Para a comunidade, o entendimento é de que as ações para a segurança de barragem a serem executadas pela empresa precisam ser realizadas com muita responsabilidade, sendo que o monitoramento precisa ser feito 24h por dia, com uma equipe de especialistas compromissada com a gestão dos riscos. O caso do rompimento da barragem de Mariana-MG foi muito mencionado a esse respeito, como um exemplo negativo de ruptura de barragem, em que a empresa responsável não foi devidamente punida. Então, no caso de um rompimento da barragem de Tucuruí, a Eletronorte também não seria devidamente penalizada, na visão da comunidade e, novamente, os danos seriam somente para a população.

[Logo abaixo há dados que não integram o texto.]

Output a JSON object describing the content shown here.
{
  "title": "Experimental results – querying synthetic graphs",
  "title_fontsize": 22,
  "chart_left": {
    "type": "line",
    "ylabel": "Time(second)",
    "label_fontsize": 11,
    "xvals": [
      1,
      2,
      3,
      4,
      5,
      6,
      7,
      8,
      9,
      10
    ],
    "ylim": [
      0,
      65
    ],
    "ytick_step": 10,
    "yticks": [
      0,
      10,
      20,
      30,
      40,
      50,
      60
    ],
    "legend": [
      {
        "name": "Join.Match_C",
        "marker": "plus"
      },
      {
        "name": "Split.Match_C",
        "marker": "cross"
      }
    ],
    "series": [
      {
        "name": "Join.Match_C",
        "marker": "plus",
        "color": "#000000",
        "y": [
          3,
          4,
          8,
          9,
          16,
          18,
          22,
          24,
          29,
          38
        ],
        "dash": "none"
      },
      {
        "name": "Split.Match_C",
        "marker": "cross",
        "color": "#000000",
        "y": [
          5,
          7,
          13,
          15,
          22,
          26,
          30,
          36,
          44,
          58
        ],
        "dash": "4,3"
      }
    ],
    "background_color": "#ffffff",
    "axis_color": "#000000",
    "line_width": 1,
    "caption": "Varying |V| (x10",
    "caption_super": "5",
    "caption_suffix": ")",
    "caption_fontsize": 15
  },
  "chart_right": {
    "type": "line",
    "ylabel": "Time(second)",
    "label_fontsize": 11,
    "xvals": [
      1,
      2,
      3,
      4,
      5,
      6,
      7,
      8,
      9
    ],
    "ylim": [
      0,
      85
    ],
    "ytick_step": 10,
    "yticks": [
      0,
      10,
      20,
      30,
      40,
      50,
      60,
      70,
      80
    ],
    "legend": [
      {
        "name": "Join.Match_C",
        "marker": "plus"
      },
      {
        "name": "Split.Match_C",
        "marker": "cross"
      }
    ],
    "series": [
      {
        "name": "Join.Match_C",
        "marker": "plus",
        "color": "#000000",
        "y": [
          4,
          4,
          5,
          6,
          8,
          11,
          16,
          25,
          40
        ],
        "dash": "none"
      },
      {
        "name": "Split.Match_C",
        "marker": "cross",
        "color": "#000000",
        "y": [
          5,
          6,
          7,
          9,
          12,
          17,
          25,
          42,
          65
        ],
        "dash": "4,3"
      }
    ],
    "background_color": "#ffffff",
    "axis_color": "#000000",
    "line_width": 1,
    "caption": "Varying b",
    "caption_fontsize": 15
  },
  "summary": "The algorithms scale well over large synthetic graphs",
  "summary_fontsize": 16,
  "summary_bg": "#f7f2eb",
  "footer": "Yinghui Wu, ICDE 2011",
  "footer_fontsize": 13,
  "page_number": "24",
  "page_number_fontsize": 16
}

Considerando que a população deve ser informada sobre os riscos e sua participação dever ser estimulada, relata-se que há um reconhecimento de que esses fatores são importantes para garantir a segurança da população. Os relatos da grande maioria das lideranças locais reportam a uma necessidade de maior informação e conhecimento sobre os riscos associados à barragem de Tucuruí. A temática é entendida pela comunidade como muito importante, assim ela acredita que diálogos precisam ser estabelecidos sobre os riscos que a barragem oferece para a região.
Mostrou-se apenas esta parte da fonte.